One of the founding principles of Free the Slaves is that we must show the world that slavery still exists. That has meant traveling to distant and dangerous places to film the brutality of slavery today, as well as to showcase innovative ways to end it.
Over the years, FTS has been fortunate to work with one of the world’s best photographers, Robin Romano.
Whether it was hundreds of feet below ground inside illegal gold mines, or hundreds of miles upcountry at fishing camps or in rebel conflict zones, Robin did what it took to present visual proof of slavery’s reality to the world.
Robin died late last year, and fellow activists in the Child Labor Coalition are gathering over the next few days in New York and Washington, D.C. to celebrate the life of an exemplary activist, gadfly, award-winning human rights photographer and filmmaker, artist and friend.
- New York: Saturday, February 8th at 1 p.m., St. Mark’s Church in-the-Bowery, 131 East 10th Street.

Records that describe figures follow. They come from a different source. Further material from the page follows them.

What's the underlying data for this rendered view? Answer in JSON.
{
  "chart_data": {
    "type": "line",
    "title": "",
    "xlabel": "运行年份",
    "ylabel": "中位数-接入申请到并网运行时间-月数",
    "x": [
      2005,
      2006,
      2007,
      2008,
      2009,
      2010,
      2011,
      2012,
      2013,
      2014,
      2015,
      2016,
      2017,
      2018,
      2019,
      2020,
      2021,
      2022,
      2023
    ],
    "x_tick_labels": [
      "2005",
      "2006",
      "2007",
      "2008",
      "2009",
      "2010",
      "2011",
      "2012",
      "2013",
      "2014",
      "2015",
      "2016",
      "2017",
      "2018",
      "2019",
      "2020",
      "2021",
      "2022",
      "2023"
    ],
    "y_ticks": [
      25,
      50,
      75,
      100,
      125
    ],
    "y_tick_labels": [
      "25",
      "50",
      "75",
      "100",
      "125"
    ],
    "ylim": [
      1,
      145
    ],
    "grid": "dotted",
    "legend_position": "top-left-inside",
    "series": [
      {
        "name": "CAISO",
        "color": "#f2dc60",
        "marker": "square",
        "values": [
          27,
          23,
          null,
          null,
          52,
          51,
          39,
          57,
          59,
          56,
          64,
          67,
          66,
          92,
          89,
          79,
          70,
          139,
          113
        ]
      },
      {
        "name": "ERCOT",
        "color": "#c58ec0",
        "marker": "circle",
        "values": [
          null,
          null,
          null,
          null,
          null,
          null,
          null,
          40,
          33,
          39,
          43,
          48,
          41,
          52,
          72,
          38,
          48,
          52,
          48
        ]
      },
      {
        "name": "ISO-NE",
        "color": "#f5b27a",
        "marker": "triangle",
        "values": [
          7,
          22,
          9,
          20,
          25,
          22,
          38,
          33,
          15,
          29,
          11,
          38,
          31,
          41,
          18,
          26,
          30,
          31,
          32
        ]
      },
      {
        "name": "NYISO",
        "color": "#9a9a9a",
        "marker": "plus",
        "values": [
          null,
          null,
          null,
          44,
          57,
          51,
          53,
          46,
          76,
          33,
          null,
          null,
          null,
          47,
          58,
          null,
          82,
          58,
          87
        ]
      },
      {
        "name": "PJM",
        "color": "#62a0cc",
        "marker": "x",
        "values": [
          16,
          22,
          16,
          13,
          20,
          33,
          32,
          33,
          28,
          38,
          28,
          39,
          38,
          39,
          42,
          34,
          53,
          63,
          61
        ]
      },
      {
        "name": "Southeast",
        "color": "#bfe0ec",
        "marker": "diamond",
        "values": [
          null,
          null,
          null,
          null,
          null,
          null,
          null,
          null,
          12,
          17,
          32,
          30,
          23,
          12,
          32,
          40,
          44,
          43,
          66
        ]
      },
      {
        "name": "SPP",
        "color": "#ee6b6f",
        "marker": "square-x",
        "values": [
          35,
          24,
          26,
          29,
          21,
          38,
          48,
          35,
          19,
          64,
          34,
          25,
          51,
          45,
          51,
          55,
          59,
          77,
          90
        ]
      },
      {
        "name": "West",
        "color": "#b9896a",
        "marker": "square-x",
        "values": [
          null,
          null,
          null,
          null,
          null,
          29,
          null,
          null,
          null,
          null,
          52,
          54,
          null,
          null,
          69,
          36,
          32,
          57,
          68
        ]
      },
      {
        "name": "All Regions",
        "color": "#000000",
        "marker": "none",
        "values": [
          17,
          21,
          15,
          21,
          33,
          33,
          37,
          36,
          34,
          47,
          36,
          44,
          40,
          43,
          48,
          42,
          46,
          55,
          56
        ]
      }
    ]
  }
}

- Washington: Thursday, February 13th at 4:30 p.m. at the National Education Association, 1201 16th Street, NW. Register here.
You can see some of Robin’s amazing FTS work about rehabilitating child soldier slaves in Uganda and the rescue of child fishing slaves in Ghana on the FTS Vimeo page. His own website is here.
The Free the Slaves staff will miss Robin, and our thoughts are with his family. Others who have worked with him will miss Robin, too:
“You were far more than just a photographer/videographer, but I want to say just a word about that aspect of your amazing life. I have thousands of your photos in boxes at home, the remnants of many projects we worked on together. I have looked again at many of these photos since you died, and recall vividly how you had an amazing knack for seeing in your subjects, mostly children, the spark of dignity and humanity that had often been almost crushed by their life circumstances. And you had an uncanny ability to encourage these subjects to show that spark.” –Pharis Harvey on Media Voices for Children blog.
“Robin was always covered in cameras. He was a one man show. He shot stills, video, took sound, did interviews. He filled every vacuum. He didn’t know how to delegate. He hated sharing. He wanted everything perfect and was willing to pay the price of doing it all himself. The price was physical exhaustion, illness, a candle burning at both ends. He was one of the finest natural light videographers I have known in forty years as a director-editor. And still his photographs are among the best the world has ever seen. This was the Robin I knew, working to take the perfect picture that would tell the story of a child’s life, and of our world’s indifference in one frozen second.” –Len Morris on Media Voices for Children blog.